1.5 million Americans have Parkinson’s disease, and every year 60,000 people find out they have the disease. There is research indicating that the number of older people (over 50) suffering from Parkinson’s disease in 15 highly populated countries will rocket to 8.7 million (double today’s number) by 2030.
Risk of developing Parkinson’s increases with age. Being exposed to industrial chemicals also increases risk.
Parkinson’s Disease and the Brain
Parkinson’s disease is found primarily in people over 50. 85% of the disease’s victims are in that age group. However, it can occur in people of any age. It is a neurological disease, and its victims experience progressively worse balance and coordination.
Men and women are at nearly the same risk of developing the disease.
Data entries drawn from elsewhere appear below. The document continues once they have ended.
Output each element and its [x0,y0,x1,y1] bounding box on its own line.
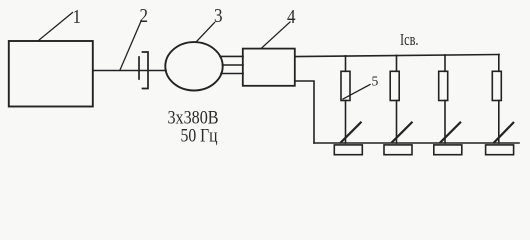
svg-text:5: 5 [372,74,379,89]
svg-text:1: 1 [73,6,82,28]
svg-text:50 Гц: 50 Гц [181,126,218,146]
svg-text:2: 2 [140,5,149,27]
svg-text:4: 4 [287,6,296,28]
svg-text:3х380В: 3х380В [168,108,219,128]
svg-text:3: 3 [214,5,223,27]
svg-text:Iсв.: Iсв. [400,30,419,49]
A family history of the disease is believed to impact a person’s risk.
Symptoms of the Disease
Parkinson’s disease attacks the substantia nigra (a region of the brain). This region’s nerve cells produce dopamine and thus help to facilitate body movement. The disease’s symptoms usually emerge when the brain’s dopamine-producing cells fall to 20% of their original number. Parkinson’s main symptoms include:
- Tremors. One of the first signs of Parkinson’s is uncontrollable and unexplained trembling and shaking. This occurs in the legs, hands, arms, or face.
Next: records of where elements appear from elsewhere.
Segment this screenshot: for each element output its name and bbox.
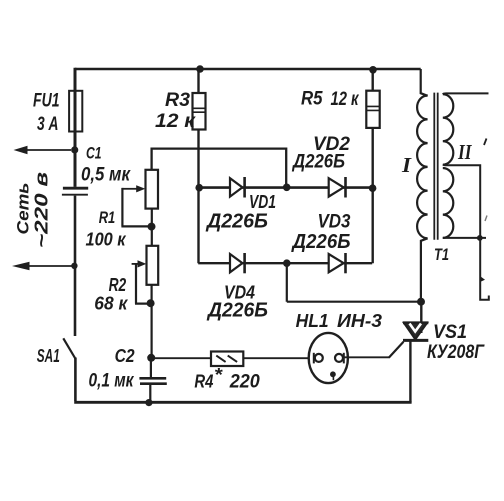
lamp HL1 right electrode bbox=[335, 354, 343, 362]
capacitor C2 bbox=[139, 377, 166, 380]
svg-text:С2: С2 bbox=[115, 346, 135, 366]
svg-text:Т1: Т1 bbox=[434, 245, 449, 264]
svg-text:Д226Б: Д226Б bbox=[205, 211, 268, 233]
wire VS1 cathode bbox=[409, 342, 411, 403]
svg-text:0,5 мк: 0,5 мк bbox=[81, 165, 131, 186]
diode VD1 bbox=[230, 178, 242, 196]
wire left bus upper bbox=[74, 68, 77, 187]
wire left bus lower bbox=[74, 358, 77, 402]
wire gate diagonal bbox=[389, 342, 403, 358]
resistor R5 bbox=[366, 91, 379, 128]
node C2 bottom bbox=[145, 399, 152, 406]
svg-text:Сеть: Сеть bbox=[14, 183, 33, 235]
lamp HL1 envelope bbox=[309, 333, 348, 383]
diode row 2 wire bbox=[198, 262, 372, 264]
wire top bus bbox=[75, 68, 421, 71]
svg-text:ИН-3: ИН-3 bbox=[337, 311, 382, 331]
svg-text:SA1: SA1 bbox=[37, 346, 60, 366]
wire C2 to R4 bbox=[151, 357, 211, 359]
svg-text:VS1: VS1 bbox=[433, 322, 467, 343]
svg-text:*: * bbox=[214, 365, 223, 385]
wire mains lead 1 bbox=[26, 149, 71, 151]
wire R5 top lead bbox=[372, 70, 374, 91]
svg-text:~220 в: ~220 в bbox=[32, 172, 52, 248]
svg-text:VD3: VD3 bbox=[318, 212, 351, 233]
node mid row2 bbox=[283, 259, 291, 267]
resistor R1 bbox=[146, 170, 159, 209]
wire R2 to C2 bbox=[151, 285, 153, 358]
wire mains lead 2 bbox=[28, 265, 72, 267]
wire R4 to HL1 bbox=[243, 357, 313, 359]
wire secondary tap lead bbox=[443, 165, 489, 300]
svg-text:HL1: HL1 bbox=[296, 311, 329, 331]
wire R1-R2 bbox=[151, 209, 153, 246]
wire HL1 to gate bbox=[344, 356, 390, 358]
mark apostrophe 2 bbox=[485, 216, 487, 222]
node R1 bottom bbox=[148, 223, 156, 231]
node C2 top bbox=[147, 354, 155, 362]
wire bottom bus bbox=[74, 401, 411, 404]
svg-text:I: I bbox=[401, 153, 412, 177]
switch SA1 blade bbox=[63, 338, 75, 358]
diode row 1 wire bbox=[199, 186, 373, 189]
node diode bus left bbox=[195, 184, 203, 192]
transformer T1 secondary upper winding bbox=[443, 94, 454, 165]
svg-text:12 к: 12 к bbox=[155, 111, 197, 132]
svg-text:КУ208Г: КУ208Г bbox=[427, 342, 485, 363]
svg-text:R1: R1 bbox=[99, 208, 116, 227]
lamp HL1 gas dot bbox=[330, 371, 336, 377]
wire secondary top lead bbox=[443, 92, 489, 95]
transformer T1 secondary lower winding bbox=[443, 168, 454, 238]
node tap cross bbox=[477, 235, 483, 241]
svg-text:С1: С1 bbox=[86, 144, 102, 163]
svg-text:3 А: 3 А bbox=[37, 114, 59, 135]
svg-text:220: 220 bbox=[229, 372, 260, 393]
wire R1 top loop bbox=[152, 149, 287, 187]
transformer T1 primary winding bbox=[417, 96, 427, 239]
mark tick bbox=[481, 277, 485, 282]
node anode junction bbox=[417, 298, 425, 306]
svg-text:Д226Б: Д226Б bbox=[291, 152, 345, 173]
node mains terminal 1 bbox=[71, 146, 78, 153]
transformer T1 primary lead top bbox=[421, 69, 428, 96]
transformer T1 primary lead bottom bbox=[421, 238, 428, 301]
wire left bus middle bbox=[74, 196, 77, 336]
svg-text:100 к: 100 к bbox=[86, 230, 127, 250]
svg-text:0,1 мк: 0,1 мк bbox=[89, 371, 135, 392]
svg-text:R3: R3 bbox=[165, 90, 190, 111]
wire left diode bus bbox=[197, 130, 199, 264]
svg-text:12 к: 12 к bbox=[331, 89, 360, 110]
svg-text:Д226Б: Д226Б bbox=[291, 231, 351, 253]
wire R3 top lead bbox=[197, 69, 199, 93]
wire secondary bottom lead bbox=[443, 237, 486, 239]
svg-text:R4: R4 bbox=[194, 372, 213, 392]
wire R2 wiper bbox=[132, 263, 139, 265]
node top-R3 bbox=[196, 65, 204, 73]
node mid row1 bbox=[283, 184, 291, 192]
diode VD4 bbox=[230, 254, 242, 272]
svg-text:VD1: VD1 bbox=[249, 192, 276, 212]
svg-text:R2: R2 bbox=[109, 275, 127, 295]
svg-text:Д226Б: Д226Б bbox=[206, 300, 268, 322]
lamp HL1 left electrode bbox=[313, 353, 315, 364]
capacitor C1 bbox=[63, 187, 88, 190]
svg-text:II: II bbox=[457, 140, 472, 164]
diode VD2 bbox=[329, 178, 344, 196]
node R2 bottom bbox=[147, 299, 155, 307]
node row1 right bbox=[369, 184, 377, 192]
svg-text:R5: R5 bbox=[301, 89, 323, 110]
mark apostrophe bbox=[484, 139, 487, 146]
svg-text:FU1: FU1 bbox=[33, 91, 60, 112]
svg-text:68 к: 68 к bbox=[94, 294, 128, 314]
resistor R3 bbox=[193, 93, 206, 130]
fuse FU1 bbox=[69, 91, 82, 132]
wire R1 wiper bbox=[122, 188, 137, 190]
wire right bus bbox=[372, 128, 374, 263]
resistor R4 bbox=[211, 352, 243, 367]
thyristor VS1 bbox=[420, 302, 422, 333]
node mains terminal 2 bbox=[71, 263, 77, 269]
transformer T1 core bbox=[434, 93, 437, 240]
wire bridge output bbox=[287, 263, 421, 302]
node top-R5 bbox=[369, 66, 377, 74]
resistor R2 bbox=[147, 246, 159, 285]
diode VD3 bbox=[329, 254, 344, 272]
- Balance. Parkinson’s sufferers experience impaired walking and coordination. This is because the disease adversely impacts balance.
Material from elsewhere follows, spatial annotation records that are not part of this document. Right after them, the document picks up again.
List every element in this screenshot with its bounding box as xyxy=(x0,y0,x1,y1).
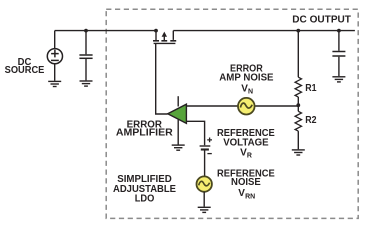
resistor R1 xyxy=(295,77,301,97)
node: output cap junction xyxy=(337,29,341,33)
svg-text:DC OUTPUT: DC OUTPUT xyxy=(292,14,351,26)
node: feedback divider xyxy=(296,103,300,107)
wire: gate to error amp output xyxy=(156,43,168,114)
wire xyxy=(297,97,299,111)
label: DC SOURCE xyxy=(5,57,45,76)
wire xyxy=(54,31,56,49)
wire: error amp + input to divider node xyxy=(186,105,298,107)
label: ERROR AMPLIFIER xyxy=(116,119,174,138)
node: input cap junction xyxy=(84,29,88,33)
svg-text:RN: RN xyxy=(245,193,255,200)
noise source VRN (yellow) xyxy=(197,176,212,206)
wire xyxy=(297,131,299,149)
svg-text:N: N xyxy=(248,89,253,96)
wire: down to R1 xyxy=(297,31,299,78)
wire: top rail right (MOSFET drain to DC OUTPUT) xyxy=(173,30,355,32)
node: DC output / R1 junction xyxy=(296,29,300,33)
DC source V1 xyxy=(47,31,62,81)
ground xyxy=(292,150,305,155)
transistor M1 (pass PMOS) xyxy=(153,31,176,44)
svg-text:R1: R1 xyxy=(305,83,317,94)
label: REFERENCE VOLTAGE VR xyxy=(217,128,275,159)
dashed LDO boundary box xyxy=(106,9,358,218)
ground xyxy=(198,207,211,212)
ground xyxy=(332,77,345,82)
node: MOSFET source junction xyxy=(154,29,158,33)
svg-text:AMP NOISE: AMP NOISE xyxy=(219,73,274,84)
resistor R2 xyxy=(295,111,301,131)
ground xyxy=(172,145,185,150)
battery VR (reference voltage) xyxy=(200,138,212,177)
gate bar xyxy=(154,42,176,44)
label: SIMPLIFIED ADJUSTABLE LDO xyxy=(113,174,176,205)
svg-text:NOISE: NOISE xyxy=(231,177,261,188)
capacitor C1 (input) xyxy=(79,31,92,81)
op-amp U1 (error amplifier, green) xyxy=(168,96,187,144)
svg-text:R: R xyxy=(247,153,252,160)
svg-text:LDO: LDO xyxy=(135,193,155,204)
svg-text:R2: R2 xyxy=(305,115,317,126)
supply stub xyxy=(177,96,179,106)
ground stub xyxy=(177,120,179,145)
noise source VN (yellow) xyxy=(238,98,255,115)
capacitor C2 (output) xyxy=(332,31,345,77)
wire xyxy=(54,64,56,81)
ground xyxy=(48,81,61,86)
label: ERROR AMP NOISE VN xyxy=(219,63,274,95)
svg-text:AMPLIFIER: AMPLIFIER xyxy=(116,128,174,139)
wire: error amp - input to reference xyxy=(186,121,204,145)
wire: top rail left (DC source to MOSFET source) xyxy=(55,30,156,32)
label: REFERENCE NOISE VRN xyxy=(217,168,275,200)
svg-text:SOURCE: SOURCE xyxy=(5,65,45,76)
ground xyxy=(80,81,93,86)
- Rigidity. Difficulty moving the legs, trunk, and arms, or severe stiffness, are other symptoms of the disease.
- Bradykinesia. This term refers to the Parkinson’s characteristic of extremely slow movements.
Parkinson’s symptoms usually begin mildly but increase in severity. They will become so severe as to impede one’s daily life. Treatment is often urged at this point.
Life After Developing Parkinson’s Disease
Parkinson’s is a lifelong, progressive condition. Unfortunately, it becomes more severe as time passes.
When the condition first begins, the symptoms may only occur on one side of the body or in one area. In the beginning, treatment may not be required. However, as the disease worsens, the following symptoms will likely be experienced.
- Increased incidence of falling and impaired balance
- Impaired hand writing
- Problems sleeping and staying asleep
- Problems controlling the bladder
- Appearance of symptoms on side of body previously free of symptoms
- More severe tremors that can impede day to day life and activities
- Slow movement (bradykinesia) becomes more extreme, thus seriously appearing one’s ability to function
- Swallowing and chewing become difficult
- Monotone speech
- Walking (gait) becomes shuffling and slow
- Posture becomes stooped
- Constipation becomes more frequent
- Facial expressions become stifled, appearing blank
The rate of progressions of the disease is unique to the individual. It is usually gradual, but can be more rapid. Depression and anxiety can be caused by stress caused by the disease.
While Parkinson’s disease does not yet have a cure, treatments are available to address symptoms and slow down the disease’s progression. It is crucial for the patient to keep close and continual contact with his or her doctors, and to consult with them regularly. Symptoms require monitoring, and medications usually require regular adjustment.